Perhatian Islam terhadap Ilmu Pengetahuan - Tinta Media

Senin, 27 Maret 2023

Perhatian Islam terhadap Ilmu Pengetahuan

Tinta Media - Sobat. Diriwayatkan dari Abu Dzar bahwa dia berkata : Rasulullah SAW bersabda:

“Hai Abu Dzar, sesungguhnya kepergianmu belajar satu bab dari kitab Allah SWT adalah lebih baik bagimu daripada kamu sholat seratus rokaat. Dan sesungguhnya kepergianmu belajar satu bab dari ilmu, baik diamalkan atau pun tidak, adalah lebih baik bagimu daripada kamu sholat seribu rokaát.”

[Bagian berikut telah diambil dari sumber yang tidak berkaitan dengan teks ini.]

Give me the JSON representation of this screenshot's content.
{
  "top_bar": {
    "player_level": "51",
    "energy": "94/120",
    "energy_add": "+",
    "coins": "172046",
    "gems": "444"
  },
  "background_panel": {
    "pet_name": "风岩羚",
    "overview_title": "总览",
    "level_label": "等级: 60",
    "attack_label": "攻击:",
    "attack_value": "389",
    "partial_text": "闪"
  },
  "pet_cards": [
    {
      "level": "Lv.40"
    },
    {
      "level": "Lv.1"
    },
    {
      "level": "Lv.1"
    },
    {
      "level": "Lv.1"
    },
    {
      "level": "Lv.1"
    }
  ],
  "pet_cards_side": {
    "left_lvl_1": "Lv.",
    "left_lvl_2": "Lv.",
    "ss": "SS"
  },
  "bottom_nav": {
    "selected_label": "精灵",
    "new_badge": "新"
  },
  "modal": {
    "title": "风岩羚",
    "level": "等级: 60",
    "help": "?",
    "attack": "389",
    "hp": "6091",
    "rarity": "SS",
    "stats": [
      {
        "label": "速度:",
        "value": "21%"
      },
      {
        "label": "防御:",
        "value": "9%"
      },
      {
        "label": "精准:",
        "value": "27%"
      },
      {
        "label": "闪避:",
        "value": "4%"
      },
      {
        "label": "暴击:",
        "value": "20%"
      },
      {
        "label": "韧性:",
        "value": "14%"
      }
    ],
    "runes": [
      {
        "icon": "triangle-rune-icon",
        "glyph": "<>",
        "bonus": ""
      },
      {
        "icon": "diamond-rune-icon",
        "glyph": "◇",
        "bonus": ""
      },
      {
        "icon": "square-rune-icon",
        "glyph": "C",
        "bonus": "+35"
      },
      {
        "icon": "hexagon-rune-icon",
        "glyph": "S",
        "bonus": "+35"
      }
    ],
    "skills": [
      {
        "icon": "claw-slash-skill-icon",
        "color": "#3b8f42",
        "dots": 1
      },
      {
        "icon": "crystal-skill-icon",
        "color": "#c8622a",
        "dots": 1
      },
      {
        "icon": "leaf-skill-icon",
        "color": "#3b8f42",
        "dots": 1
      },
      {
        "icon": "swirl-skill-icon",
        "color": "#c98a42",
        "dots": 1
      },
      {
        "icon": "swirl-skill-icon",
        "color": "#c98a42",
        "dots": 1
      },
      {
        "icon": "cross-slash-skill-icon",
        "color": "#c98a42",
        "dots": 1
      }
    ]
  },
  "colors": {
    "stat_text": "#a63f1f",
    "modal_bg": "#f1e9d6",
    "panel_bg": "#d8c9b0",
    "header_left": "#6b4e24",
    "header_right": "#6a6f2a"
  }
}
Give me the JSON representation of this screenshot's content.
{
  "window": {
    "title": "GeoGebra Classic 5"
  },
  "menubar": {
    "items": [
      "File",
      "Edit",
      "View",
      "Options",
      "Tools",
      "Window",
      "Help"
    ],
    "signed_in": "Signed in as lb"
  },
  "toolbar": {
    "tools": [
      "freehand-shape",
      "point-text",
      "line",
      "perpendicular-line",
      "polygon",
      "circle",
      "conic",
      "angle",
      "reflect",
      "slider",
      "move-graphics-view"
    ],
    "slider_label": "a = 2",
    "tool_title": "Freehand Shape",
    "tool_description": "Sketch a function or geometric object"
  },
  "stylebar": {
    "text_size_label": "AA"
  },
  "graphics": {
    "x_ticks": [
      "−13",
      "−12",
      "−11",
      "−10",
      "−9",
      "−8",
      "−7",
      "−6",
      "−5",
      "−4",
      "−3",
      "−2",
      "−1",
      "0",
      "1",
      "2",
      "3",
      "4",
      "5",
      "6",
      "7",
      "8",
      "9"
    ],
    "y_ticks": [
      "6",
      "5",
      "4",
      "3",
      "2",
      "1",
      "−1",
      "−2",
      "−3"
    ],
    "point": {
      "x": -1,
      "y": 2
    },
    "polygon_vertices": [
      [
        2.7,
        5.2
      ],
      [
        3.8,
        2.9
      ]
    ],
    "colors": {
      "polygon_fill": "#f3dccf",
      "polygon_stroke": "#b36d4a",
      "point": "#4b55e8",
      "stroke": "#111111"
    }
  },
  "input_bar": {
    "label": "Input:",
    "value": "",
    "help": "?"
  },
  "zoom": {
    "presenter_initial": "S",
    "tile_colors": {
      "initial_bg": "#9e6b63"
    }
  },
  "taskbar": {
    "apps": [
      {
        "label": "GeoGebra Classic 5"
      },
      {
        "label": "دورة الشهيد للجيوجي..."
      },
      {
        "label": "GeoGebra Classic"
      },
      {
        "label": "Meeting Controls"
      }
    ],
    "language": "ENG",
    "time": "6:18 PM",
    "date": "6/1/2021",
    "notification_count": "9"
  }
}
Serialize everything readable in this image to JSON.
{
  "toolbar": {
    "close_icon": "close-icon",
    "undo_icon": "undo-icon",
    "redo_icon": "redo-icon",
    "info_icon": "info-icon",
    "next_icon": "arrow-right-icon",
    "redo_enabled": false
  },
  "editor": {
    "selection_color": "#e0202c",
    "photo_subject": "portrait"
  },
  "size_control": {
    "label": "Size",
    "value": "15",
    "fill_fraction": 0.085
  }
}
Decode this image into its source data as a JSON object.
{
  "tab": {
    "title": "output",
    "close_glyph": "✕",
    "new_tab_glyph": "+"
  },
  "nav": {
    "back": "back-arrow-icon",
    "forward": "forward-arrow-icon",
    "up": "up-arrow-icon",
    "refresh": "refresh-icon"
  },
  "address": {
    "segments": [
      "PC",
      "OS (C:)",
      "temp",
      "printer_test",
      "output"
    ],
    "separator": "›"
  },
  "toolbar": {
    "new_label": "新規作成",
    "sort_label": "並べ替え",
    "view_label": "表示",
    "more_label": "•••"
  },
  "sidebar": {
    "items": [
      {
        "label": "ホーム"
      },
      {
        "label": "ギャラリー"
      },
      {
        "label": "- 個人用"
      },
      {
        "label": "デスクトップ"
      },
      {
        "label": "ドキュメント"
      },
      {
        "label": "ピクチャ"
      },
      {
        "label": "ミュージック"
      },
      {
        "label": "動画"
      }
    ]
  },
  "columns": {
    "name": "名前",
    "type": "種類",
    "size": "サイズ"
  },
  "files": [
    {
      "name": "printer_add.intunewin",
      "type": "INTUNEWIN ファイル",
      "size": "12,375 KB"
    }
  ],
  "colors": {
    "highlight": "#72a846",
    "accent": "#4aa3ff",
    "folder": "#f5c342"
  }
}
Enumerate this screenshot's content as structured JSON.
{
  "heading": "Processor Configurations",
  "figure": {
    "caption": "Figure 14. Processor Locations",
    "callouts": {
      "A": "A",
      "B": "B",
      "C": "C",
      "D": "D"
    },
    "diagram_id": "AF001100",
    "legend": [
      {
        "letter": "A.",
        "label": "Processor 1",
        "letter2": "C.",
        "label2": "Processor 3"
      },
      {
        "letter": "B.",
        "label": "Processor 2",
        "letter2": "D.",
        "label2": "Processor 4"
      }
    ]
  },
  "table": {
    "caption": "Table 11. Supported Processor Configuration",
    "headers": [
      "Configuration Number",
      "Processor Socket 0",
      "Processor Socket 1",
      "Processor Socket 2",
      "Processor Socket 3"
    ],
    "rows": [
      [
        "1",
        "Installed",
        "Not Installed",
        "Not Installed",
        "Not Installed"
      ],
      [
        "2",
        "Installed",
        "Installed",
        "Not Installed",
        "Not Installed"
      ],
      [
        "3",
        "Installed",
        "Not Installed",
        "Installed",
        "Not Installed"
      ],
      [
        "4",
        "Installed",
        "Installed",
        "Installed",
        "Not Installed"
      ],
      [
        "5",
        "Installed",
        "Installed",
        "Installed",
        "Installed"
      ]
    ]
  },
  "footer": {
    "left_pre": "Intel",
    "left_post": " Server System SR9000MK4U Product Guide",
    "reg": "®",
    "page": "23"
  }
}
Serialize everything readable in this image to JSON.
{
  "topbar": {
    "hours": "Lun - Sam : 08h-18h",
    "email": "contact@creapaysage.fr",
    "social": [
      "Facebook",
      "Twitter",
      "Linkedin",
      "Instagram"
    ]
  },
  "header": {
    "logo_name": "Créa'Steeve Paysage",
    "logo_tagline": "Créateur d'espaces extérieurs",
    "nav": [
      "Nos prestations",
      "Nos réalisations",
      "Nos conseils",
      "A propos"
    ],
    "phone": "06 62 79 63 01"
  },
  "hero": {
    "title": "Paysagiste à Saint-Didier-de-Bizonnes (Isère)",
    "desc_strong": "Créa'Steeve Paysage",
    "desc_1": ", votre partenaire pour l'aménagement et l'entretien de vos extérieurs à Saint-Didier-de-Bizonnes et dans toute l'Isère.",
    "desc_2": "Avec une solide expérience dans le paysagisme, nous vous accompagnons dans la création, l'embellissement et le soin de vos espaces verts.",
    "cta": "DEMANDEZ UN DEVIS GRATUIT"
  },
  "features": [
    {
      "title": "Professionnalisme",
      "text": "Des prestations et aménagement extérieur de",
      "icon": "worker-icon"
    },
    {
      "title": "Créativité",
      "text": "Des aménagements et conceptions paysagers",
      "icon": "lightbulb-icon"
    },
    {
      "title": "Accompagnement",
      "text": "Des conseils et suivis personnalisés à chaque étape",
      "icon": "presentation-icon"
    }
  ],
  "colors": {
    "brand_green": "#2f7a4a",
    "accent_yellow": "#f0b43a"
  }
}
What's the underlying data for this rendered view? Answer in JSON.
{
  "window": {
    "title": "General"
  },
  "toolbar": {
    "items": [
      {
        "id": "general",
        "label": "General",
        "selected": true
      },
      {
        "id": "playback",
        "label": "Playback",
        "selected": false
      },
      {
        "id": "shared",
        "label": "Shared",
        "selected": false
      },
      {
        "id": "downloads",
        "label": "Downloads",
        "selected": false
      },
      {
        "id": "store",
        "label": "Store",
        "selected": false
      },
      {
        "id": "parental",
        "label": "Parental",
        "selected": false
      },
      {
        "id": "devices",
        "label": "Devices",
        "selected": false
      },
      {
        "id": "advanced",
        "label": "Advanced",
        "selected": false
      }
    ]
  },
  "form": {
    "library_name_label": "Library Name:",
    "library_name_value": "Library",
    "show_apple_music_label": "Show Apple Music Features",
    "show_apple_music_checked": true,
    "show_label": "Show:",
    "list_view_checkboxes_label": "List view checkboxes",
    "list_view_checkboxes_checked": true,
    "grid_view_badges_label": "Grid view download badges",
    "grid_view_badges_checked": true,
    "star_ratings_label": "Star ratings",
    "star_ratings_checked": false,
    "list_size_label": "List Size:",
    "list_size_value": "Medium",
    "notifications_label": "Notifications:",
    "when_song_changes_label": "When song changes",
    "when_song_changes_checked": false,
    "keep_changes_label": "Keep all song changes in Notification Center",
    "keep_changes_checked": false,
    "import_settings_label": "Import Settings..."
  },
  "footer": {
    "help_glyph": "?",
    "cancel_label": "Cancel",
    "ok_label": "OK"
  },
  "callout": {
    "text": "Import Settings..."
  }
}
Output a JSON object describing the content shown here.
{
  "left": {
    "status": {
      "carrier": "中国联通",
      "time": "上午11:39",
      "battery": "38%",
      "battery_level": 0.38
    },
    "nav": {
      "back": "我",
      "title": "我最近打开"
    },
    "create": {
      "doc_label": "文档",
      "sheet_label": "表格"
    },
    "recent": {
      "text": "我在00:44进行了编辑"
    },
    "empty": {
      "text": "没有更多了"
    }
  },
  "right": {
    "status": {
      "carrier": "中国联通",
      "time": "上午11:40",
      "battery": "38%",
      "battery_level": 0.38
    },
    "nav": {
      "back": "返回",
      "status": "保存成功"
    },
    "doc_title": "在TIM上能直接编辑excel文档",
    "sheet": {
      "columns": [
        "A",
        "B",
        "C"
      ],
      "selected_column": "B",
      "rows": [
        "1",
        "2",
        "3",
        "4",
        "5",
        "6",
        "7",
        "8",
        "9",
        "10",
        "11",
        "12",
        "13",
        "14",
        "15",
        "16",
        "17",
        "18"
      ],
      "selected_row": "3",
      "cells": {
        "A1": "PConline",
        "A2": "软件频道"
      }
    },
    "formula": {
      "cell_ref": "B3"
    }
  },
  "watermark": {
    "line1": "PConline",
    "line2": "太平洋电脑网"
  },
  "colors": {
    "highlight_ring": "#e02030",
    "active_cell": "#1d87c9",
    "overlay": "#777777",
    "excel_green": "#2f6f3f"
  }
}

Dalam riwayat lainnya, Rasulullah SAW bersabda, “Barangsiapa belajar satu bab dari ilmu, untuk diajarkan kepada orang lain, maka dia diberi pahala tujuh puluh nabi.”

Rasulullah SAW bersabda, “Barangsiapa hendak menghafal ilmu, maka hendaklah ia membiasakan lima perkara : Pertama, sholat malam sekalipun dua rokaát. Kedua, senantiasa berwudhu. Ketiga, bertakwa dalam rahasia atau pun terang-terangan. Keempat, makan untuk memperoleh kekuatan beribadah (bertakwa), bukan untuk memenuhi syahwat dan kelima, ia bersiwak.”

Allah SWT Berfirman :

وَعَلَّمَ ءَادَمَ ٱلۡأَسۡمَآءَ كُلَّهَا ثُمَّ عَرَضَهُمۡ عَلَى ٱلۡمَلَٰٓئِكَةِ فَقَالَ أَنۢبُِٔونِي بِأَسۡمَآءِ هَٰٓؤُلَآءِ إِن كُنتُمۡ صَٰدِقِينَ  

“Dan Dia mengajarkan kepada Adam nama-nama (benda-benda) seluruhnya, kemudian mengemukakannya kepada para Malaikat lalu berfirman: "Sebutkanlah kepada-Ku nama benda-benda itu jika kamu mamang benar orang-orang yang benar!"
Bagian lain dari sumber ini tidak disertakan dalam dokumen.